CAAF recently granted review in two Air Force cases.

First:

No. 19-0412/AF. U.S. v. Krishil S. Prasad. CCA 39003. On consideration of the petition for grant of review of the decision of the United States Air Force Court of Criminal Appeals, it is ordered that said petition is granted on the following issue:

WHETHER THE AIR FORCE COURT ERRED IN ITS FIRST REVIEW OF APPELLANT’S CASE BY AFFIRMING THE FINDINGS OF GUILT FOR SPECIFICATIONS 1 AND 3 OF CHARGE I WHEN IT FOUND PREJUDICIAL ERROR AS A RESULT OF A HILLS VIOLATION.

Briefs will be filed under Rule 25.

The appellant was convicted of three sexual offenses involving two alleged victims, and the Air Force CCA ultimately issued two opinions in the case. In the first opinion (available here), a three-judge panel of the CCA reversed one of the convictions because the military judge improperly instructed the members that they could use charged offenses for propensity purposes (an error under United States v. Hills, 75 M.J. 350 (C.A.A.F. Jun. 27, 2016) (CAAFlog case page) (the #3 Military Justice Story of 2016)). But two of the three judges found the error harmless with respect to the other two convictions (both involving the same alleged victim). The CCA then remanded the case with a rehearing authorized. The convening authority elected to conduct only a sentence rehearing, after which the case returned to the CCA for further review. Upon further review, a slightly different three-judge panel (consisting of two of the original three judges) declined to reconsider the first decision and affirmed the new sentence, in an opinion available here.

Second:

No. 19-0425/AF. U.S. v. Michael J. Rich. CCA 39224. On consideration of the petition for grant of review of the decision of the United States Air Force Court of Criminal Appeals, it is ordered that said petition is granted on the following issues:

I. DID THE COURT OF CRIMINAL APPEALS ERR WHEN IT FOUND THAT MISTAKE OF FACT AS TO CONSENT IS NOT A SPECIAL DEFENSE “IN ISSUE” FOR THE OFFENSE OF SEXUAL ASSAULT BY INDUCING A BELIEF BY CONCEALMENT THAT APPELLANT WAS SOMEONE ELSE?

II. IF MISTAKE OF FACT WAS NOT A SPECIAL DEFENSE “IN ISSUE,” DID THE MILITARY JUDGE ABUSE HIS DISCRETION BY DENYING THE DEFENSE REQUEST FOR AN INSTRUCTION ON MISTAKE OF FACT?

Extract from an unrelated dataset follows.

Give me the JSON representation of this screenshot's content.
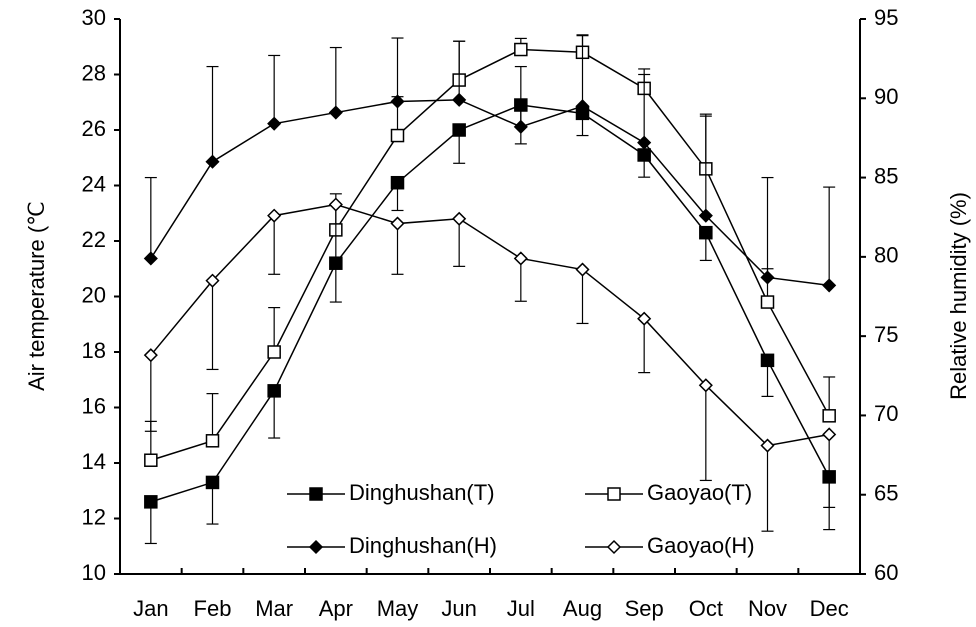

Briefs will be filed under Rule 25.

The Air Force CCA issued two opinions in the case, both published. First, in 2018, a three-judge panel issued this opinion (78 M.J. 591), reversing the appellant’s conviction of sexual assault by false pretenses after concluding that the military judge erred in failing to instruct the members on the defense of mistake of fact. But the Air Force Appellate Government Division sought reconsideration, and the CCA sitting en banc granted it, vacated the panel’s decision, and then split evenly (4-4) over whether the failure to give the instruction was error, in a second published decision available here (79 M.J. 572). As a result, the CCA en banc affirmed the conviction.